I am fully cognizant of the dangers the police face every day. A simple traffic stop could potentially be their last action on earth. Likewise, a seven-month pregnant woman could potentially pose a risk to the officers just as a crack head pulled over in a traffic stop can cause a risk. However, one would hope, given the circumstances of the situation, that police officers would practice commonsense also. Physically getting the woman out of the car without the use of the taser probably would have been a better course of action. In fact, knowing she was pregnant, the officers discussed their course of action, where to apply the taser and at what setting for more than five minutes before they carried through on their actions. To take the opposite tack- to grant blanket deference to law enforcement- leads to such actions as granny undergoing a pat down at the airport before she walks through the gate.

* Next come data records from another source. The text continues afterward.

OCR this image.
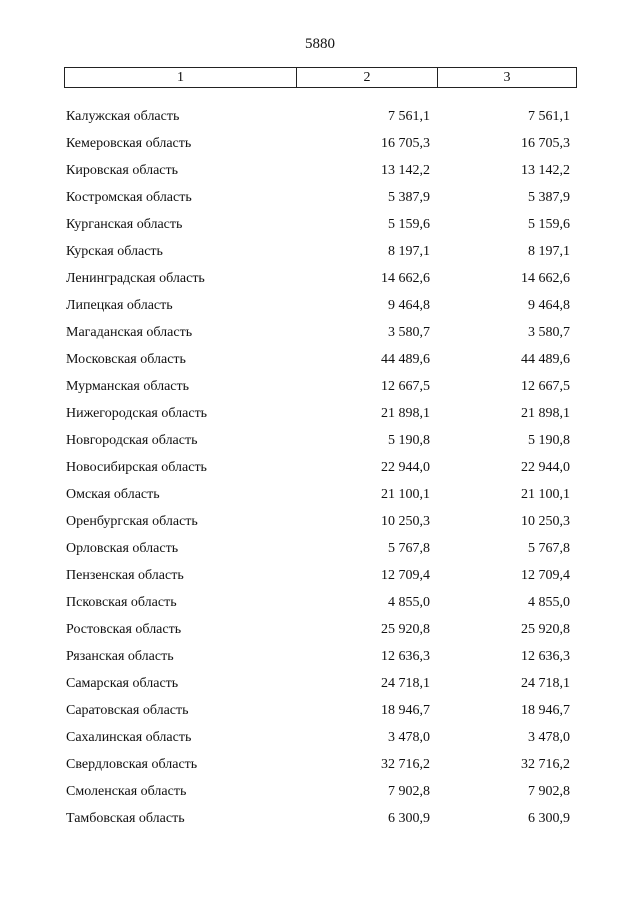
5880
1	2	3
Калужская область	7 561,1	7 561,1
Кемеровская область	16 705,3	16 705,3
Кировская область	13 142,2	13 142,2
Костромская область	5 387,9	5 387,9
Курганская область	5 159,6	5 159,6
Курская область	8 197,1	8 197,1
Ленинградская область	14 662,6	14 662,6
Липецкая область	9 464,8	9 464,8
Магаданская область	3 580,7	3 580,7
Московская область	44 489,6	44 489,6
Мурманская область	12 667,5	12 667,5
Нижегородская область	21 898,1	21 898,1
Новгородская область	5 190,8	5 190,8
Новосибирская область	22 944,0	22 944,0
Омская область	21 100,1	21 100,1
Оренбургская область	10 250,3	10 250,3
Орловская область	5 767,8	5 767,8
Пензенская область	12 709,4	12 709,4
Псковская область	4 855,0	4 855,0
Ростовская область	25 920,8	25 920,8
Рязанская область	12 636,3	12 636,3
Самарская область	24 718,1	24 718,1
Саратовская область	18 946,7	18 946,7
Сахалинская область	3 478,0	3 478,0
Свердловская область	32 716,2	32 716,2
Смоленская область	7 902,8	7 902,8
Тамбовская область	6 300,9	6 300,9
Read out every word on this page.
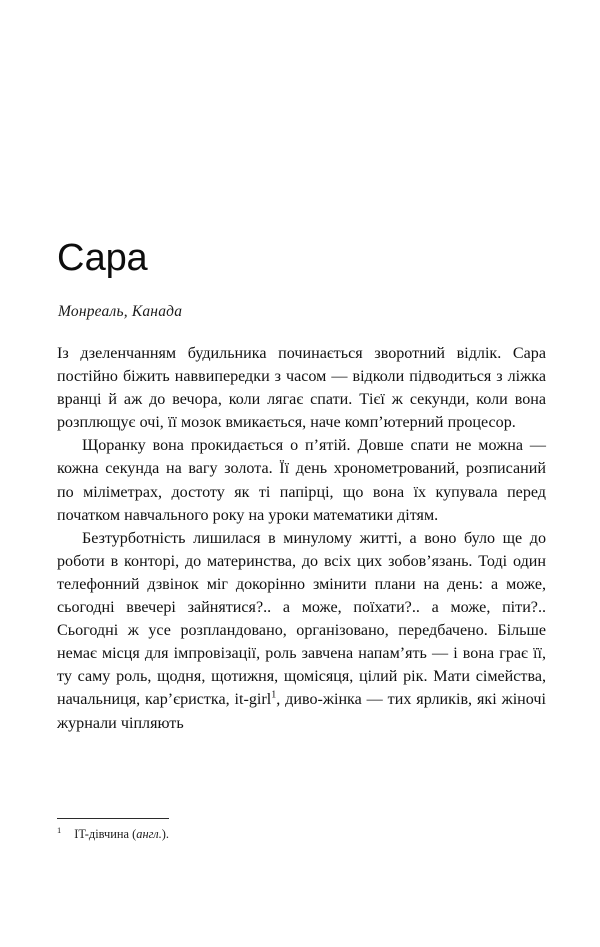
Сара
Монреаль, Канада

Із дзеленчанням будильника починається зворотний відлік. Сара постійно біжить наввипередки з часом — відколи підводиться з ліжка вранці й аж до вечора, коли лягає спати. Тієї ж секунди, коли вона розплющує очі, її мозок вмикається, наче комп’ютерний процесор.

Щоранку вона прокидається о п’ятій. Довше спати не можна — кожна секунда на вагу золота. Її день хронометрований, розписаний по міліметрах, достоту як ті папірці, що вона їх купувала перед початком навчального року на уроки математики дітям.

Безтурботність лишилася в минулому житті, а воно було ще до роботи в конторі, до материнства, до всіх цих зобов’язань. Тоді один телефонний дзвінок міг докорінно змінити плани на день: а може, сьогодні ввечері зайнятися?.. а може, поїхати?.. а може, піти?.. Сьогодні ж усе розпландовано, організовано, передбачено. Більше немає місця для імпровізації, роль завчена напам’ять — і вона грає її, ту саму роль, щодня, щотижня, щомісяця, цілий рік. Мати сімейства, начальниця, кар’єристка, it-girl$^1$, диво-жінка — тих ярликів, які жіночі журнали чіпляють

$^1$ IT-дівчина (англ.).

If one adheres to the blanket deference belief, then one cannot complain about the TSA’s actions or any other action lacking in commonsense. I am no squishy liberal when it comes to law enforcement. Violent criminals should be sent away for a long time and non-violent offenders should be used for labor if feasible. I am also an ardent supporter of the death penalty and believe that sexual predators be kept off the streets at all costs. But likewise, I am an ardent opponent of the belief that police should always receive deference simply by virtue of putting on the uniform. Most importantly, I am a believer in the use of commonsense.
[Note: The woman in question delivered a healthy child two months later. Although suffering from a partially paralyzed right arm for less than 24 hours and burn marks where the taser was applied, she is in perfect health today. She sued the police officers in question and the City of Seattle not for medical reasons, but for violation of her constitutional rights.]
[NOTE:As I finished writing this, I discovered that the woman’s appeal to the United States Supreme Court was denied.]